You want something more precise? How's this?
You know why only an amateur attacks research vessels? Because science requires a lot more firepower than most mooks think.
Those research spacecraft? Full of particle accelerators that can fry you faster than a railgun, or give your starship cancer with strange matter. Then there's the smaller stuff: A lot of physics is launching shit at high speed, from potato guns and light gas cannons model impacts of micrometeors and spaceship alloys. Like this one here: The BFG9000. It's short for Big Fettling Gun, 9000 meters per second. What? You think it meant something else? Fettling just means metal scraps, which is appropriate since it can melt off parts of the slug or barrel if it overheats.
Then there's stuff the biologists and doctors carry in the field.
This is a Magnetar M6 dart revolver, a magnetic accelerator with an integrated laser rangefinder. If a tranquilizer dart arrives too fast, it can injure the target. Too slow, and it doesn't inject the drug or implant the tracker chip. So, the laser rangefinder determines the distance, and adjusts the launch velocity so the dart always arrives with the precise amount of kinetic energy. Convoluted, but nothing beats getting a palooka high enough to start talking to the carpet.
Even the re-enactors and experimental archeologists have an arsenal. This here is a reproduction lantaka, a cannon from ancient Southeast Asia.

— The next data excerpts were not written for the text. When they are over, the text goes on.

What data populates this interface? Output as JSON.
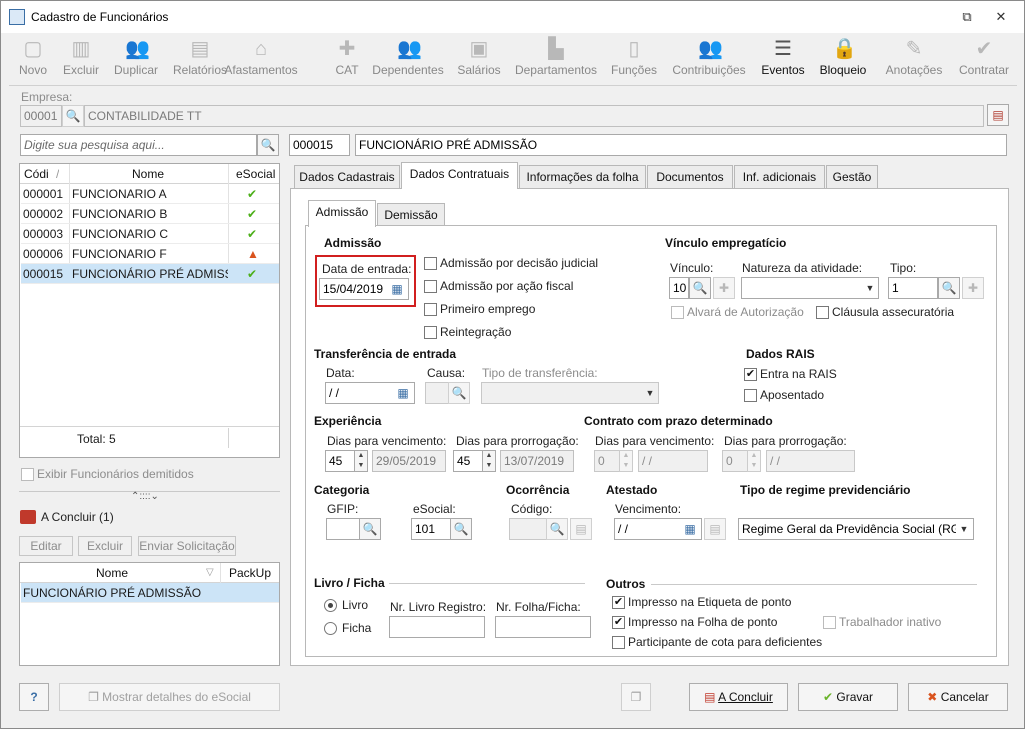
{
  "window": {
    "title": "Cadastro de Funcionários",
    "minimize_glyph": "⧉",
    "close_glyph": "✕"
  },
  "toolbar": [
    {
      "label": "Novo",
      "icon": "new-doc-icon",
      "glyph": "▢",
      "active": false
    },
    {
      "label": "Excluir",
      "icon": "trash-icon",
      "glyph": "▥",
      "active": false
    },
    {
      "label": "Duplicar",
      "icon": "users-icon",
      "glyph": "👥",
      "active": false
    },
    {
      "label": "Relatórios",
      "icon": "report-icon",
      "glyph": "▤",
      "active": false
    },
    {
      "label": "Afastamentos",
      "icon": "house-icon",
      "glyph": "⌂",
      "active": false
    },
    {
      "label": "CAT",
      "icon": "medical-cross-icon",
      "glyph": "✚",
      "active": false
    },
    {
      "label": "Dependentes",
      "icon": "dependents-icon",
      "glyph": "👥",
      "active": false
    },
    {
      "label": "Salários",
      "icon": "salary-icon",
      "glyph": "▣",
      "active": false
    },
    {
      "label": "Departamentos",
      "icon": "desk-icon",
      "glyph": "▙",
      "active": false
    },
    {
      "label": "Funções",
      "icon": "badge-icon",
      "glyph": "▯",
      "active": false
    },
    {
      "label": "Contribuições",
      "icon": "contributions-icon",
      "glyph": "👥",
      "active": false
    },
    {
      "label": "Eventos",
      "icon": "list-icon",
      "glyph": "☰",
      "active": true
    },
    {
      "label": "Bloqueio",
      "icon": "lock-icon",
      "glyph": "🔒",
      "active": true
    },
    {
      "label": "Anotações",
      "icon": "notes-icon",
      "glyph": "✎",
      "active": false
    },
    {
      "label": "Contratar",
      "icon": "contract-icon",
      "glyph": "✔",
      "active": false
    }
  ],
  "empresa": {
    "label": "Empresa:",
    "code": "00001",
    "name": "CONTABILIDADE TT"
  },
  "search": {
    "placeholder": "Digite sua pesquisa aqui..."
  },
  "employee_header": {
    "code": "000015",
    "name": "FUNCIONÁRIO PRÉ ADMISSÃO"
  },
  "employee_grid": {
    "columns": [
      "Códi",
      "Nome",
      "eSocial"
    ],
    "rows": [
      {
        "code": "000001",
        "name": "FUNCIONARIO A",
        "status": "ok"
      },
      {
        "code": "000002",
        "name": "FUNCIONARIO B",
        "status": "ok"
      },
      {
        "code": "000003",
        "name": "FUNCIONARIO C",
        "status": "ok"
      },
      {
        "code": "000006",
        "name": "FUNCIONARIO F",
        "status": "warning"
      },
      {
        "code": "000015",
        "name": "FUNCIONÁRIO PRÉ ADMISSÃ",
        "status": "ok"
      }
    ],
    "total": "Total: 5",
    "ok_glyph": "✔",
    "warning_glyph": "▲",
    "sort_glyph": "/"
  },
  "show_dismissed": "Exibir Funcionários demitidos",
  "splitter_glyph": "⌃::::⌄",
  "pending": {
    "title": "A Concluir (1)",
    "buttons": [
      "Editar",
      "Excluir",
      "Enviar Solicitação"
    ],
    "columns": [
      "Nome",
      "PackUp"
    ],
    "rows": [
      {
        "name": "FUNCIONÁRIO PRÉ ADMISSÃO",
        "packup": ""
      }
    ],
    "sort_glyph": "▽"
  },
  "tabs": [
    "Dados Cadastrais",
    "Dados Contratuais",
    "Informações da folha",
    "Documentos",
    "Inf. adicionais",
    "Gestão"
  ],
  "subtabs": [
    "Admissão",
    "Demissão"
  ],
  "admissao": {
    "title": "Admissão",
    "data_entrada_label": "Data de entrada:",
    "data_entrada": "15/04/2019",
    "judicial": "Admissão por decisão judicial",
    "fiscal": "Admissão por ação fiscal",
    "primeiro": "Primeiro emprego",
    "reintegracao": "Reintegração"
  },
  "vinculo": {
    "title": "Vínculo empregatício",
    "vinculo_label": "Vínculo:",
    "vinculo_value": "10",
    "natureza_label": "Natureza da atividade:",
    "natureza_value": "",
    "tipo_label": "Tipo:",
    "tipo_value": "1",
    "alvara": "Alvará de Autorização",
    "clausula": "Cláusula assecuratória"
  },
  "transferencia": {
    "title": "Transferência de entrada",
    "data_label": "Data:",
    "data_value": " /  /",
    "causa_label": "Causa:",
    "tipo_label": "Tipo de transferência:"
  },
  "rais": {
    "title": "Dados RAIS",
    "entra": "Entra na RAIS",
    "entra_checked": true,
    "aposentado": "Aposentado"
  },
  "experiencia": {
    "title": "Experiência",
    "venc_label": "Dias para vencimento:",
    "venc_days": "45",
    "venc_date": "29/05/2019",
    "prorr_label": "Dias para prorrogação:",
    "prorr_days": "45",
    "prorr_date": "13/07/2019"
  },
  "contrato": {
    "title": "Contrato com prazo determinado",
    "venc_label": "Dias para vencimento:",
    "venc_days": "0",
    "venc_date": " /  /",
    "prorr_label": "Dias para prorrogação:",
    "prorr_days": "0",
    "prorr_date": " /  /"
  },
  "categoria": {
    "title": "Categoria",
    "gfip_label": "GFIP:",
    "gfip_value": "",
    "esocial_label": "eSocial:",
    "esocial_value": "101"
  },
  "ocorrencia": {
    "title": "Ocorrência",
    "codigo_label": "Código:",
    "codigo_value": ""
  },
  "atestado": {
    "title": "Atestado",
    "venc_label": "Vencimento:",
    "venc_value": " /  /"
  },
  "regime": {
    "title": "Tipo de regime previdenciário",
    "value": "Regime Geral da Previdência Social (RGP"
  },
  "livro": {
    "title": "Livro / Ficha",
    "livro_option": "Livro",
    "ficha_option": "Ficha",
    "nr_livro_label": "Nr. Livro Registro:",
    "nr_folha_label": "Nr. Folha/Ficha:"
  },
  "outros": {
    "title": "Outros",
    "etiqueta": "Impresso na Etiqueta de ponto",
    "folha": "Impresso na Folha de ponto",
    "inativo": "Trabalhador inativo",
    "cota": "Participante de cota para deficientes"
  },
  "footer": {
    "help": "?",
    "detalhes": "Mostrar detalhes do eSocial",
    "concluir": "A Concluir",
    "gravar": "Gravar",
    "cancelar": "Cancelar"
  },
  "glyphs": {
    "search": "🔍",
    "calendar": "▦",
    "dropdown": "▼",
    "check": "✔",
    "spin_up": "▲",
    "spin_down": "▼",
    "add": "✚",
    "grid": "▤",
    "copy": "❐",
    "x": "✖"
  },
  "colors": {
    "ok": "#4caf1a",
    "warning": "#d9531e",
    "highlight": "#d11f1f",
    "selection": "#cce4f7"
  }
}
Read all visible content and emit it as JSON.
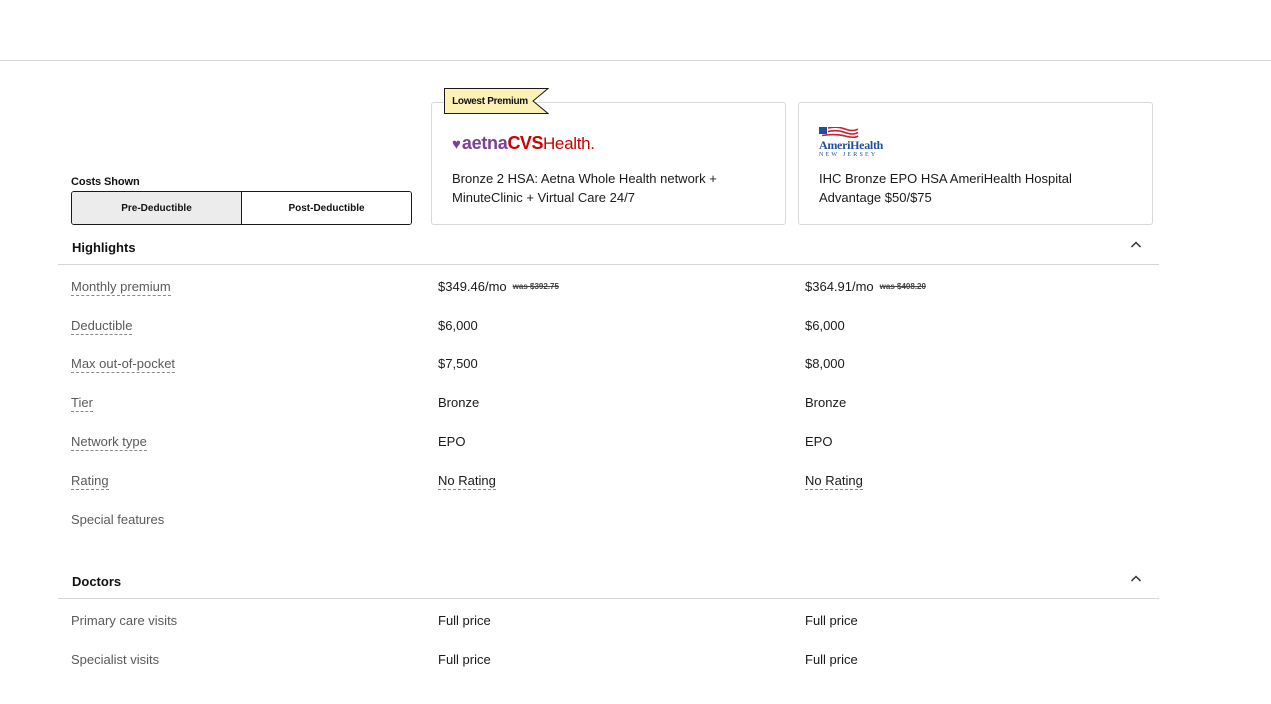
{
  "costs": {
    "label": "Costs Shown",
    "options": [
      "Pre-Deductible",
      "Post-Deductible"
    ],
    "selected": "Pre-Deductible"
  },
  "badge": "Lowest Premium",
  "plans": [
    {
      "logo": {
        "heart": "♥",
        "part1": "aetna",
        "part2": "CVS",
        "part3": "Health."
      },
      "name": "Bronze 2 HSA: Aetna Whole Health network + MinuteClinic + Virtual Care 24/7",
      "logo_colors": {
        "purple": "#7d3f98",
        "red": "#cc0000"
      }
    },
    {
      "logo": {
        "name": "AmeriHealth",
        "sub": "NEW JERSEY"
      },
      "name": "IHC Bronze EPO HSA AmeriHealth Hospital Advantage $50/$75",
      "logo_colors": {
        "blue": "#1f4e9c",
        "red": "#cc1f2e"
      }
    }
  ],
  "highlights": {
    "title": "Highlights",
    "rows": [
      {
        "label": "Monthly premium",
        "v1": "$349.46/mo",
        "v1_was": "was $392.75",
        "v2": "$364.91/mo",
        "v2_was": "was $408.20"
      },
      {
        "label": "Deductible",
        "v1": "$6,000",
        "v2": "$6,000"
      },
      {
        "label": "Max out-of-pocket",
        "v1": "$7,500",
        "v2": "$8,000"
      },
      {
        "label": "Tier",
        "v1": "Bronze",
        "v2": "Bronze"
      },
      {
        "label": "Network type",
        "v1": "EPO",
        "v2": "EPO"
      },
      {
        "label": "Rating",
        "v1": "No Rating",
        "v2": "No Rating"
      },
      {
        "label": "Special features",
        "v1": "",
        "v2": ""
      }
    ]
  },
  "doctors": {
    "title": "Doctors",
    "rows": [
      {
        "label": "Primary care visits",
        "v1": "Full price",
        "v2": "Full price"
      },
      {
        "label": "Specialist visits",
        "v1": "Full price",
        "v2": "Full price"
      }
    ]
  },
  "icons": {
    "collapse": "chevron-up-icon",
    "heart": "heart-icon",
    "flag": "flag-icon"
  }
}
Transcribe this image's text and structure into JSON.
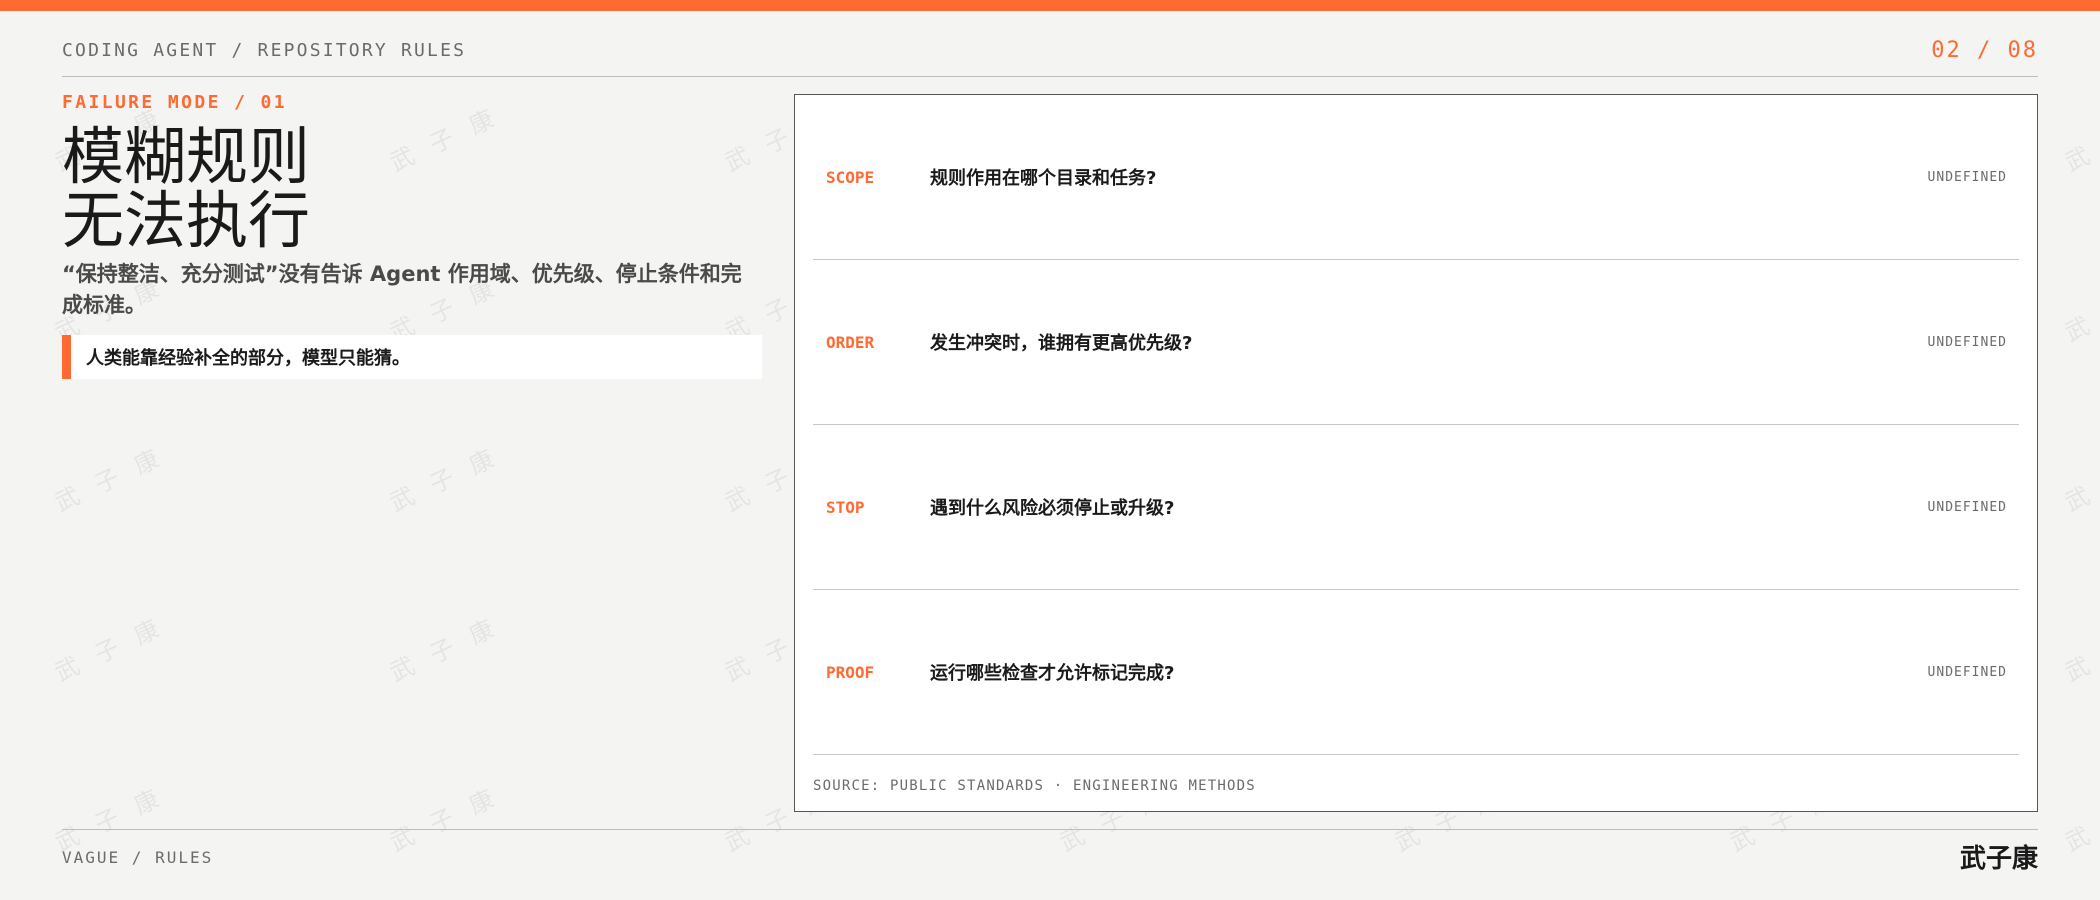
{
  "header": {
    "breadcrumb": "CODING AGENT / REPOSITORY RULES",
    "page_indicator": "02 / 08"
  },
  "left": {
    "kicker": "FAILURE MODE / 01",
    "title_line1": "模糊规则",
    "title_line2": "无法执行",
    "description": "“保持整洁、充分测试”没有告诉 Agent 作用域、优先级、停止条件和完成标准。",
    "callout": "人类能靠经验补全的部分，模型只能猜。"
  },
  "panel": {
    "rows": [
      {
        "tag": "SCOPE",
        "question": "规则作用在哪个目录和任务?",
        "status": "UNDEFINED"
      },
      {
        "tag": "ORDER",
        "question": "发生冲突时，谁拥有更高优先级?",
        "status": "UNDEFINED"
      },
      {
        "tag": "STOP",
        "question": "遇到什么风险必须停止或升级?",
        "status": "UNDEFINED"
      },
      {
        "tag": "PROOF",
        "question": "运行哪些检查才允许标记完成?",
        "status": "UNDEFINED"
      }
    ],
    "source": "SOURCE: PUBLIC STANDARDS · ENGINEERING METHODS"
  },
  "footer": {
    "left": "VAGUE / RULES",
    "brand": "武子康"
  },
  "watermark": {
    "text": "武 子 康"
  },
  "colors": {
    "accent": "#ff6a33",
    "background": "#f4f4f2"
  }
}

Instead of a flintlock or matchlock, it uses a fire piston to light the main charge. Reloading is old fashioned, since you need to ram powder and shot down the muzzle. Back in the Majapahit Empire, they used to use those for communication, signaling, and celebration more often than warfare.
That's mostly for museums and hobbyists, though. You want real old school, we got some nice melee weapons. Don't be too quick to dismiss getting up close, like those palookas who think a pistol will stop a powered armor trooper or armored killbot. You have a nice kukri here, made better than ancient standards. We got a cutlass, including some with a plasma edge, to bring to the boarding party. There's also some electric riot prods, fire axes, and underrated but useful polearms and bayonets. Hell, even a real pro with a knife and grenades can clear rooms faster than a merc team.
So old school isn't for you?
Can't say I blame you. If you were shot by an old fashion black powder firearm, up through the Franco-Prussian war, you'd be twice as likely to die from the infection. That was before smokeless powder made automatic weapons possible, like Maxim gun.
Eh, you want something more recent?
Well, we have the Skeinshot. It looks like an ancient semi-auto pistol, but the truth is in the bullets. It's not a firearm, nor magnetic accelerator, nor rocket launcher, nor air gun, nor direct energy weapon. Instead, it's a mechanical slingshot. Each cartridge has a skein of carbon nanotubes, each wound up before being loaded. When the hammer hits the release button on the back, it releases the tension and launches these razor-sharp flechettes.
You'll take it? Wonderful. Hopefully, it'll work better for you than the previous chum…er…owner.
Thanks for shopping at Uncle Tony's Honest Armaments!
If your weapon jams like a rock star, it's probably not ours. Honest!